1. This case has been decided by the Police Patil on the special oath of the complainant. The special oath was offered to the complainant at the instance of the accused and the decision is based on that oath. It has been held by this Court in Queen Empress v. Murarji Gokuldas I.L.R (1888) 13 Bom. 389 that Sections 9 to 11 of the Indian Oaths Act are not intended to apply to criminal proceedings. It is clear that the provision of the Indian Oaths Act relating to the special oaths cannot properly apply to criminal proceedings. Section 11 of the Act provides that the evidence given on special oath as against the person, who offered to be bound by it is con-elusive proof of the matter stated. It seems to me that in criminal matters the truth has to be ascertained by the Court; and the matter stated on special oath cannot be and ought not to be accepted as conclusively proved by such an oath in a criminal proceeding. The scheme of these sections shows that they are not intended to apply to criminal proceedings.
2. It is urged, however, on behalf of the Crown that though that view may be right with reference to the criminal proceedings generally it does not apply to proceedings before the Police Patil under the Village Police Act (VIII of 1867). It seems to me that the proceedings before the Police Patil under Sections 14 and 15 are essentially criminal proceedings; and the same rule which applies to criminal proceedings ought to apply on general grounds to proceedings before the Village Patil so far as the effect of any special oath is concerned.

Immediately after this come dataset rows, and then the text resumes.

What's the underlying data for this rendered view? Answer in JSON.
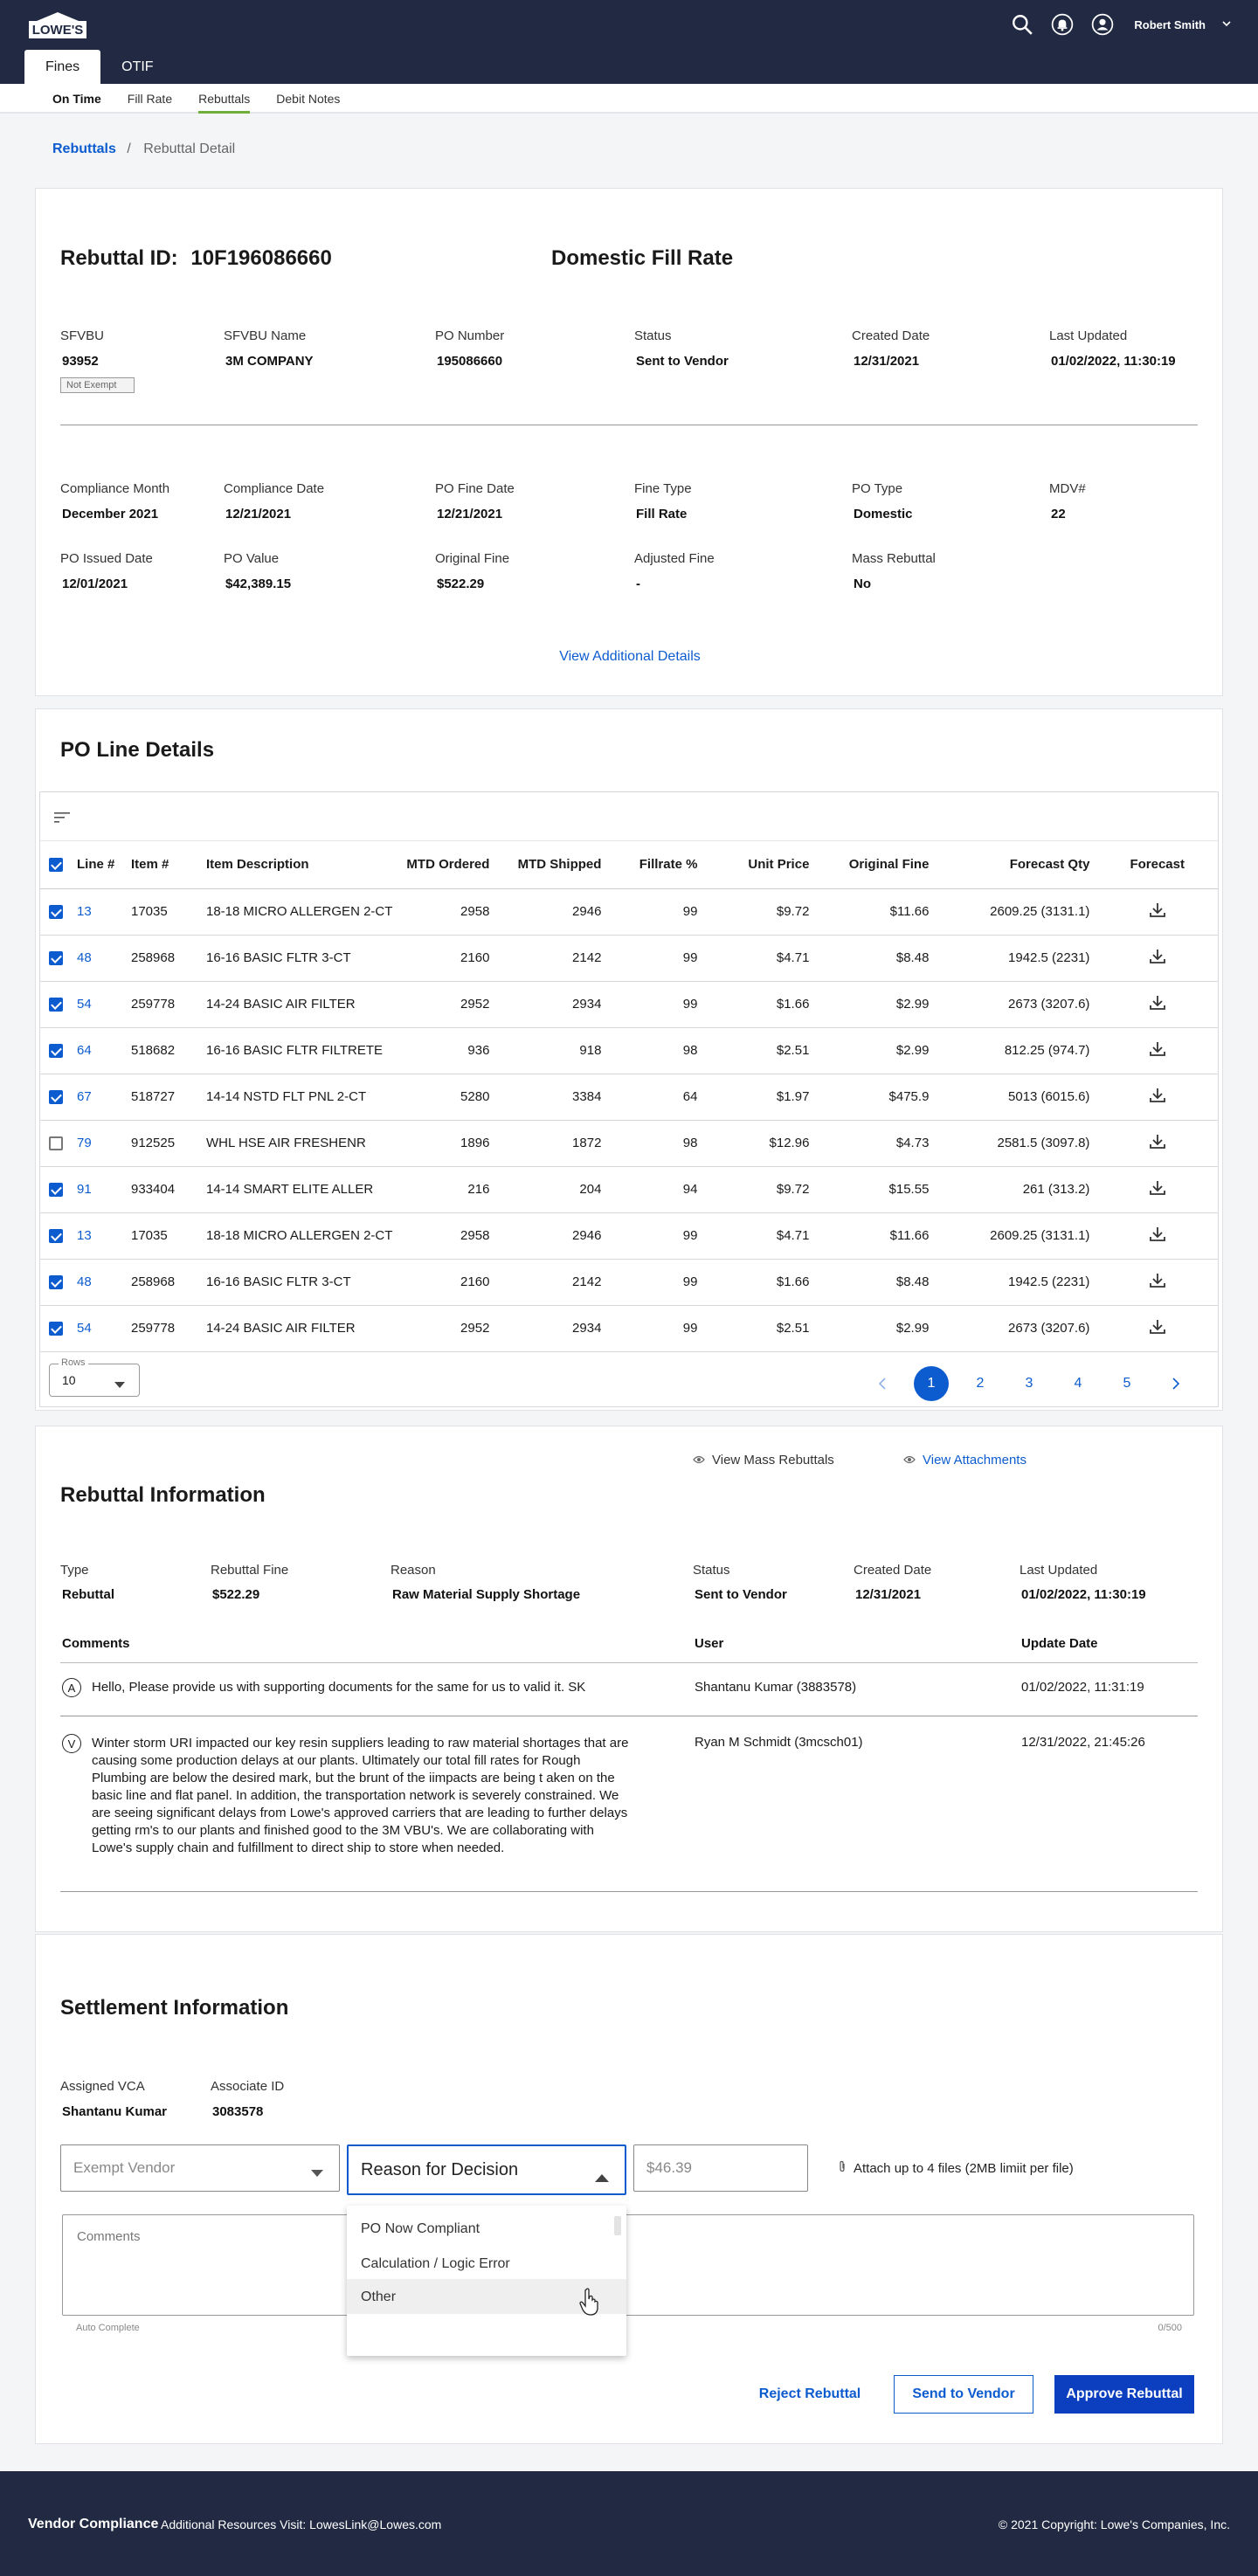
{
  "header": {
    "logo_text": "LOWE'S",
    "user_name": "Robert Smith",
    "tabs": [
      {
        "label": "Fines",
        "active": true
      },
      {
        "label": "OTIF",
        "active": false
      }
    ]
  },
  "subnav": [
    "On Time",
    "Fill Rate",
    "Rebuttals",
    "Debit Notes"
  ],
  "breadcrumb": {
    "root": "Rebuttals",
    "sep": "/",
    "current": "Rebuttal Detail"
  },
  "detail": {
    "id_label": "Rebuttal ID:",
    "id_value": "10F196086660",
    "type_title": "Domestic Fill Rate",
    "row1": [
      {
        "label": "SFVBU",
        "value": "93952"
      },
      {
        "label": "SFVBU Name",
        "value": "3M COMPANY"
      },
      {
        "label": "PO Number",
        "value": "195086660"
      },
      {
        "label": "Status",
        "value": "Sent to Vendor"
      },
      {
        "label": "Created Date",
        "value": "12/31/2021"
      },
      {
        "label": "Last Updated",
        "value": "01/02/2022, 11:30:19"
      }
    ],
    "exempt_chip": "Not Exempt",
    "row2": [
      {
        "label": "Compliance Month",
        "value": "December 2021"
      },
      {
        "label": "Compliance Date",
        "value": "12/21/2021"
      },
      {
        "label": "PO Fine Date",
        "value": "12/21/2021"
      },
      {
        "label": "Fine Type",
        "value": "Fill Rate"
      },
      {
        "label": "PO Type",
        "value": "Domestic"
      },
      {
        "label": "MDV#",
        "value": "22"
      }
    ],
    "row3": [
      {
        "label": "PO Issued Date",
        "value": "12/01/2021"
      },
      {
        "label": "PO Value",
        "value": "$42,389.15"
      },
      {
        "label": "Original Fine",
        "value": "$522.29"
      },
      {
        "label": "Adjusted Fine",
        "value": "-"
      },
      {
        "label": "Mass Rebuttal",
        "value": "No"
      }
    ],
    "view_more": "View Additional Details"
  },
  "po_lines": {
    "title": "PO Line Details",
    "columns": [
      "Line #",
      "Item #",
      "Item Description",
      "MTD Ordered",
      "MTD Shipped",
      "Fillrate %",
      "Unit Price",
      "Original Fine",
      "Forecast Qty",
      "Forecast"
    ],
    "rows": [
      {
        "checked": true,
        "line": "13",
        "item": "17035",
        "desc": "18-18 MICRO ALLERGEN 2-CT",
        "ordered": "2958",
        "shipped": "2946",
        "fill": "99",
        "price": "$9.72",
        "fine": "$11.66",
        "fq": "2609.25 (3131.1)"
      },
      {
        "checked": true,
        "line": "48",
        "item": "258968",
        "desc": "16-16 BASIC FLTR 3-CT",
        "ordered": "2160",
        "shipped": "2142",
        "fill": "99",
        "price": "$4.71",
        "fine": "$8.48",
        "fq": "1942.5 (2231)"
      },
      {
        "checked": true,
        "line": "54",
        "item": "259778",
        "desc": "14-24 BASIC AIR FILTER",
        "ordered": "2952",
        "shipped": "2934",
        "fill": "99",
        "price": "$1.66",
        "fine": "$2.99",
        "fq": "2673 (3207.6)"
      },
      {
        "checked": true,
        "line": "64",
        "item": "518682",
        "desc": "16-16 BASIC FLTR FILTRETE",
        "ordered": "936",
        "shipped": "918",
        "fill": "98",
        "price": "$2.51",
        "fine": "$2.99",
        "fq": "812.25 (974.7)"
      },
      {
        "checked": true,
        "line": "67",
        "item": "518727",
        "desc": "14-14 NSTD FLT PNL 2-CT",
        "ordered": "5280",
        "shipped": "3384",
        "fill": "64",
        "price": "$1.97",
        "fine": "$475.9",
        "fq": "5013 (6015.6)"
      },
      {
        "checked": false,
        "line": "79",
        "item": "912525",
        "desc": "WHL HSE AIR FRESHENR",
        "ordered": "1896",
        "shipped": "1872",
        "fill": "98",
        "price": "$12.96",
        "fine": "$4.73",
        "fq": "2581.5 (3097.8)"
      },
      {
        "checked": true,
        "line": "91",
        "item": "933404",
        "desc": "14-14 SMART ELITE ALLER",
        "ordered": "216",
        "shipped": "204",
        "fill": "94",
        "price": "$9.72",
        "fine": "$15.55",
        "fq": "261 (313.2)"
      },
      {
        "checked": true,
        "line": "13",
        "item": "17035",
        "desc": "18-18 MICRO ALLERGEN 2-CT",
        "ordered": "2958",
        "shipped": "2946",
        "fill": "99",
        "price": "$4.71",
        "fine": "$11.66",
        "fq": "2609.25 (3131.1)"
      },
      {
        "checked": true,
        "line": "48",
        "item": "258968",
        "desc": "16-16 BASIC FLTR 3-CT",
        "ordered": "2160",
        "shipped": "2142",
        "fill": "99",
        "price": "$1.66",
        "fine": "$8.48",
        "fq": "1942.5 (2231)"
      },
      {
        "checked": true,
        "line": "54",
        "item": "259778",
        "desc": "14-24 BASIC AIR FILTER",
        "ordered": "2952",
        "shipped": "2934",
        "fill": "99",
        "price": "$2.51",
        "fine": "$2.99",
        "fq": "2673 (3207.6)"
      }
    ],
    "rows_label": "Rows",
    "rows_value": "10",
    "pages": [
      "1",
      "2",
      "3",
      "4",
      "5"
    ],
    "current_page": "1"
  },
  "rebuttal": {
    "title": "Rebuttal Information",
    "view_mass": "View Mass Rebuttals",
    "view_attach": "View Attachments",
    "fields": [
      {
        "label": "Type",
        "value": "Rebuttal"
      },
      {
        "label": "Rebuttal Fine",
        "value": "$522.29"
      },
      {
        "label": "Reason",
        "value": "Raw Material Supply Shortage"
      },
      {
        "label": "Status",
        "value": "Sent to Vendor"
      },
      {
        "label": "Created Date",
        "value": "12/31/2021"
      },
      {
        "label": "Last Updated",
        "value": "01/02/2022, 11:30:19"
      }
    ],
    "comment_headers": [
      "Comments",
      "User",
      "Update Date"
    ],
    "comments": [
      {
        "avatar": "A",
        "text": "Hello, Please provide us with supporting documents for the same for us to valid it.  SK",
        "user": "Shantanu Kumar (3883578)",
        "date": "01/02/2022, 11:31:19"
      },
      {
        "avatar": "V",
        "text": "Winter storm URI impacted our key resin suppliers leading to raw material shortages that are causing some production delays at our plants.  Ultimately our total fill rates for Rough Plumbing are below the desired mark, but the brunt of the iimpacts are being t aken on the basic line and flat panel.  In addition, the transportation network is severely constrained.  We are seeing significant delays from Lowe's approved carriers that are leading to further delays getting rm's to our plants and finished good to the 3M VBU's.  We are collaborating with Lowe's supply chain and fulfillment to direct ship to store when needed.",
        "user": "Ryan M Schmidt (3mcsch01)",
        "date": "12/31/2022, 21:45:26"
      }
    ]
  },
  "settlement": {
    "title": "Settlement Information",
    "fields": [
      {
        "label": "Assigned VCA",
        "value": "Shantanu Kumar"
      },
      {
        "label": "Associate ID",
        "value": "3083578"
      }
    ],
    "exempt_placeholder": "Exempt Vendor",
    "reason_label": "Reason for Decision",
    "amount_placeholder": "$46.39",
    "attach_text": "Attach up to 4 files (2MB limiit per file)",
    "comments_placeholder": "Comments",
    "auto_complete": "Auto Complete",
    "char_count": "0/500",
    "dropdown_options": [
      "PO Now Compliant",
      "Calculation / Logic Error",
      "Other"
    ],
    "reject": "Reject Rebuttal",
    "send": "Send to Vendor",
    "approve": "Approve Rebuttal"
  },
  "footer": {
    "brand": "Vendor Compliance",
    "resources": "Additional Resources Visit: LowesLink@Lowes.com",
    "copyright": "© 2021 Copyright: Lowe's Companies, Inc."
  },
  "colors": {
    "navy": "#212a42",
    "blue": "#0c5ccf",
    "green": "#6fae3a"
  }
}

3. Generally speaking, we are very slow to interfere with any decision of a Police Patil. But having regard to the nature of the error in this case, I am of opinion that it would not be right to allow the decision to stand.
4. I would, therefore, make the rule absolute and set aside the conviction and sentence.
5. I agree. The case was not properly tried. The provisions of Sections 9 to 11 of the Indian Oaths Act, 1873, have in their nature no application to criminal proceedings, as indicated in the case of Queen-empress v. Murarji GokuldasI.L.R (1888) Bom. 389.